Museum Label

Object citation from website


Object label: This violin was handed down from slaveholder Elijah Burke to an enslaved man, Jesse Burke. Elijah owned a plantation in Arkansas, Mount Pleasant Plantation and in 1860 before he died, he gave the violin to an enslaved man on his plantation, Jesse. While Jesse was enslaved on the plantation, he played the violin for his owners and their guests as a form of entertainment.

I was very excited to find this object and I would have been excited to find any kind of musical instrument. I think that with my knowledge of slavery and how exclusive some things were to whites, like basic reading and writing, I figured music was one of those things as well. To learn of an enslaved man that was capable of playing such a beautiful instrument was really a wonderful thing to come across. It is difficult to express the beauty behind this object because I do not know what kind of music Mr. Jesse Burke played on this violin or how long he would spend practicing. That is one of the hard things to get past with history like this. You may never know the beautiful details behind such a simple object, and never know the full story. A hard truth to grasp about museums is that they will only give you the hard facts, and maybe not include the emotional segment of some objects. I would have loved to know the genre of music that Jesse Burke played on this violin, to know who inspired him to play, to know why Elijah Burke chose Jesse Burke to give his violin to. Another major question I have after researching this object is – was Elijah Burke related to Jesse Burke? I wish this relationship were explained. The museum states that Elijah was a slaveholder and Jesse was an enslaved man on his plantation, so I would likely conclude they were not related but there is always the possibility of Jesse being the child of a woman that Elijah abused on his plantation. Aside form the museum just purely not knowing this information, another reason to not include it could be that they do not want to take away from the object. It is possible that the museum would like to preserve the identity of the object and that could mean not including more information about the people that were involved with it. Although, I think museum-goers would be much more engaged with the objects if they were given a background that explained some of the mysteries behind the history of this violin.

One thought on “Museum Label

  1. First, what an incredible find! I really enjoyed reading about your object label and additional analysis you provided for this item. I really appreciate your depth of inquiry and interest in this object, and I think it raises more questions than answers– which is a good thing! From this object and the metadata available about it, we know very little about Jesse Burke. He must have been incredibly talented if he was gifted this violin from his enslaver– an exchange that might seem a little surprising. We do not know the circumstances under which Jesse learned how to play the violin or the conditions he was asked or forced to play it for the entertainment of his enslaver’s family/friends. It may have been good intentioned, or perhaps not.
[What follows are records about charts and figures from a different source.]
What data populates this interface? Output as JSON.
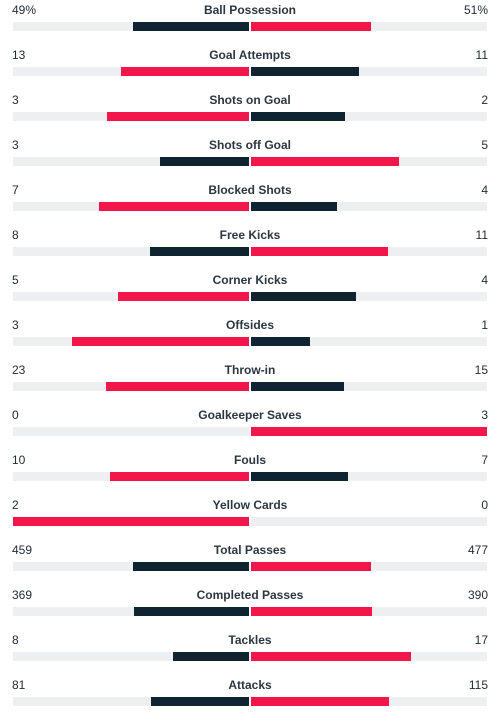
{
  "colors": {
    "leader": "#f2164b",
    "trailer": "#0f2430",
    "track": "#eeeff0"
  },
  "stats": [
    {
      "name": "Ball Possession",
      "home": "49%",
      "away": "51%",
      "home_value": 49,
      "away_value": 51
    },
    {
      "name": "Goal Attempts",
      "home": "13",
      "away": "11",
      "home_value": 13,
      "away_value": 11
    },
    {
      "name": "Shots on Goal",
      "home": "3",
      "away": "2",
      "home_value": 3,
      "away_value": 2
    },
    {
      "name": "Shots off Goal",
      "home": "3",
      "away": "5",
      "home_value": 3,
      "away_value": 5
    },
    {
      "name": "Blocked Shots",
      "home": "7",
      "away": "4",
      "home_value": 7,
      "away_value": 4
    },
    {
      "name": "Free Kicks",
      "home": "8",
      "away": "11",
      "home_value": 8,
      "away_value": 11
    },
    {
      "name": "Corner Kicks",
      "home": "5",
      "away": "4",
      "home_value": 5,
      "away_value": 4
    },
    {
      "name": "Offsides",
      "home": "3",
      "away": "1",
      "home_value": 3,
      "away_value": 1
    },
    {
      "name": "Throw-in",
      "home": "23",
      "away": "15",
      "home_value": 23,
      "away_value": 15
    },
    {
      "name": "Goalkeeper Saves",
      "home": "0",
      "away": "3",
      "home_value": 0,
      "away_value": 3
    },
    {
      "name": "Fouls",
      "home": "10",
      "away": "7",
      "home_value": 10,
      "away_value": 7
    },
    {
      "name": "Yellow Cards",
      "home": "2",
      "away": "0",
      "home_value": 2,
      "away_value": 0
    },
    {
      "name": "Total Passes",
      "home": "459",
      "away": "477",
      "home_value": 459,
      "away_value": 477
    },
    {
      "name": "Completed Passes",
      "home": "369",
      "away": "390",
      "home_value": 369,
      "away_value": 390
    },
    {
      "name": "Tackles",
      "home": "8",
      "away": "17",
      "home_value": 8,
      "away_value": 17
    },
    {
      "name": "Attacks",
      "home": "81",
      "away": "115",
      "home_value": 81,
      "away_value": 115
    }
  ]
}
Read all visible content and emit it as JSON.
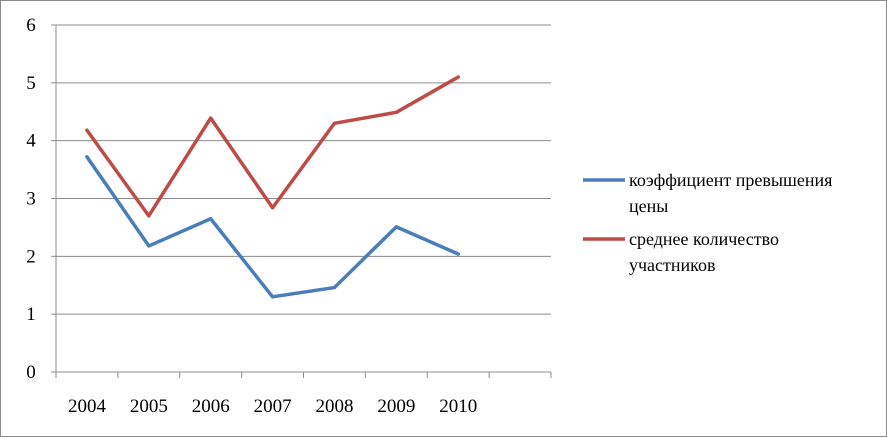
{
  "chart_data": {
    "type": "line",
    "title": "",
    "xlabel": "",
    "ylabel": "",
    "categories": [
      "2004",
      "2005",
      "2006",
      "2007",
      "2008",
      "2009",
      "2010"
    ],
    "ylim": [
      0,
      6
    ],
    "yticks": [
      "0",
      "1",
      "2",
      "3",
      "4",
      "5",
      "6"
    ],
    "grid": "horizontal",
    "legend": "right",
    "series": [
      {
        "name_lines": [
          "коэффициент превышения",
          "цены"
        ],
        "color": "#4a7ebb",
        "values": [
          3.72,
          2.18,
          2.65,
          1.3,
          1.46,
          2.51,
          2.04
        ]
      },
      {
        "name_lines": [
          "среднее количество",
          "участников"
        ],
        "color": "#be4b48",
        "values": [
          4.18,
          2.7,
          4.39,
          2.84,
          4.3,
          4.49,
          5.1
        ]
      }
    ]
  }
}
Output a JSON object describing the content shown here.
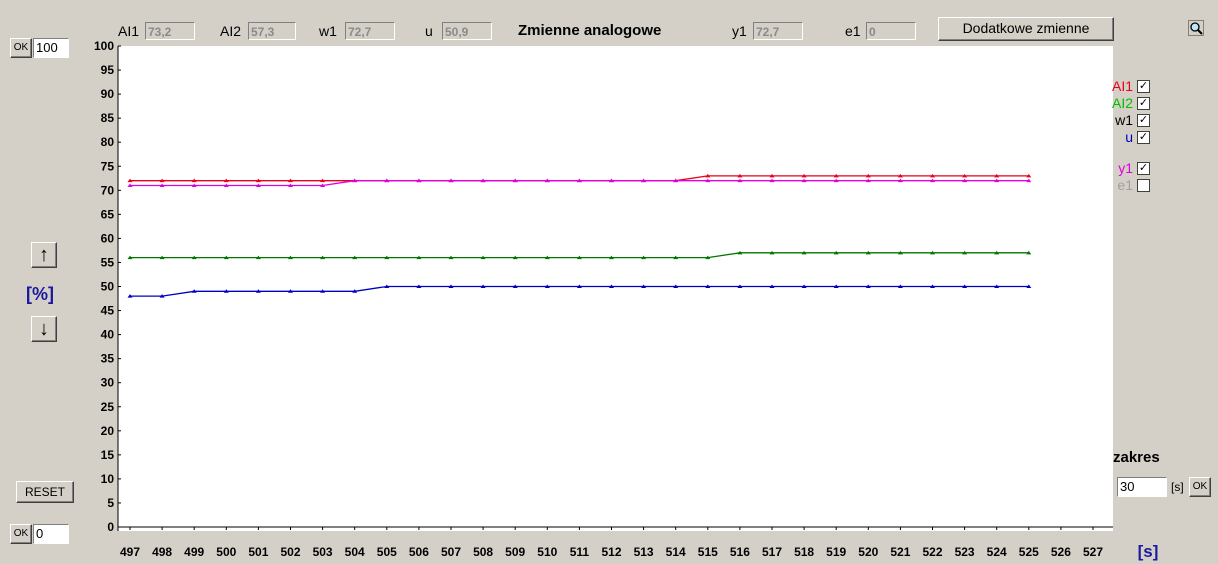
{
  "header": {
    "title": "Zmienne analogowe",
    "fields": [
      {
        "label": "AI1",
        "value": "73,2"
      },
      {
        "label": "AI2",
        "value": "57,3"
      },
      {
        "label": "w1",
        "value": "72,7"
      },
      {
        "label": "u",
        "value": "50,9"
      },
      {
        "label": "y1",
        "value": "72,7"
      },
      {
        "label": "e1",
        "value": "0"
      }
    ],
    "extra_button": "Dodatkowe zmienne",
    "zoom_icon": "magnifier-icon"
  },
  "left": {
    "ok_label": "OK",
    "ymax_value": "100",
    "ymin_value": "0",
    "unit_label": "[%]",
    "reset_label": "RESET",
    "up_icon": "arrow-up-icon",
    "down_icon": "arrow-down-icon"
  },
  "right": {
    "range_label": "zakres",
    "range_value": "30",
    "range_unit": "[s]",
    "ok_label": "OK"
  },
  "legend": [
    {
      "name": "AI1",
      "color": "#e8001c",
      "checked": true
    },
    {
      "name": "AI2",
      "color": "#00c000",
      "checked": true
    },
    {
      "name": "w1",
      "color": "#000000",
      "checked": true
    },
    {
      "name": "u",
      "color": "#0000c0",
      "checked": true
    },
    {
      "name": "y1",
      "color": "#e000e0",
      "checked": true
    },
    {
      "name": "e1",
      "color": "#a0a0a0",
      "checked": false
    }
  ],
  "chart_data": {
    "type": "line",
    "xlabel": "[s]",
    "ylabel": "[%]",
    "xlim": [
      497,
      527
    ],
    "ylim": [
      0,
      100
    ],
    "x_ticks": [
      497,
      498,
      499,
      500,
      501,
      502,
      503,
      504,
      505,
      506,
      507,
      508,
      509,
      510,
      511,
      512,
      513,
      514,
      515,
      516,
      517,
      518,
      519,
      520,
      521,
      522,
      523,
      524,
      525,
      526,
      527
    ],
    "y_ticks": [
      0,
      5,
      10,
      15,
      20,
      25,
      30,
      35,
      40,
      45,
      50,
      55,
      60,
      65,
      70,
      75,
      80,
      85,
      90,
      95,
      100
    ],
    "x": [
      497,
      498,
      499,
      500,
      501,
      502,
      503,
      504,
      505,
      506,
      507,
      508,
      509,
      510,
      511,
      512,
      513,
      514,
      515,
      516,
      517,
      518,
      519,
      520,
      521,
      522,
      523,
      524,
      525
    ],
    "series": [
      {
        "name": "AI1",
        "color": "#e8001c",
        "values": [
          72,
          72,
          72,
          72,
          72,
          72,
          72,
          72,
          72,
          72,
          72,
          72,
          72,
          72,
          72,
          72,
          72,
          72,
          73,
          73,
          73,
          73,
          73,
          73,
          73,
          73,
          73,
          73,
          73
        ]
      },
      {
        "name": "y1",
        "color": "#e000e0",
        "values": [
          71,
          71,
          71,
          71,
          71,
          71,
          71,
          72,
          72,
          72,
          72,
          72,
          72,
          72,
          72,
          72,
          72,
          72,
          72,
          72,
          72,
          72,
          72,
          72,
          72,
          72,
          72,
          72,
          72
        ]
      },
      {
        "name": "AI2",
        "color": "#007800",
        "values": [
          56,
          56,
          56,
          56,
          56,
          56,
          56,
          56,
          56,
          56,
          56,
          56,
          56,
          56,
          56,
          56,
          56,
          56,
          56,
          57,
          57,
          57,
          57,
          57,
          57,
          57,
          57,
          57,
          57
        ]
      },
      {
        "name": "u",
        "color": "#0000c0",
        "values": [
          48,
          48,
          49,
          49,
          49,
          49,
          49,
          49,
          50,
          50,
          50,
          50,
          50,
          50,
          50,
          50,
          50,
          50,
          50,
          50,
          50,
          50,
          50,
          50,
          50,
          50,
          50,
          50,
          50
        ]
      }
    ],
    "grid": false,
    "legend_position": "right"
  }
}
But either way, I agree that Jesse must have had a lo for playing music on the violin and it may have been a personal escape to do so.

    Regarding your question about the relationship between Jesse and his enslaver, it was extremely common for enslaved people to take the last name of their enslaver– it reflected the paternalist system of slavery.

    This was a great read! Thank you for sharing your thoughts and critical analysis about this violin!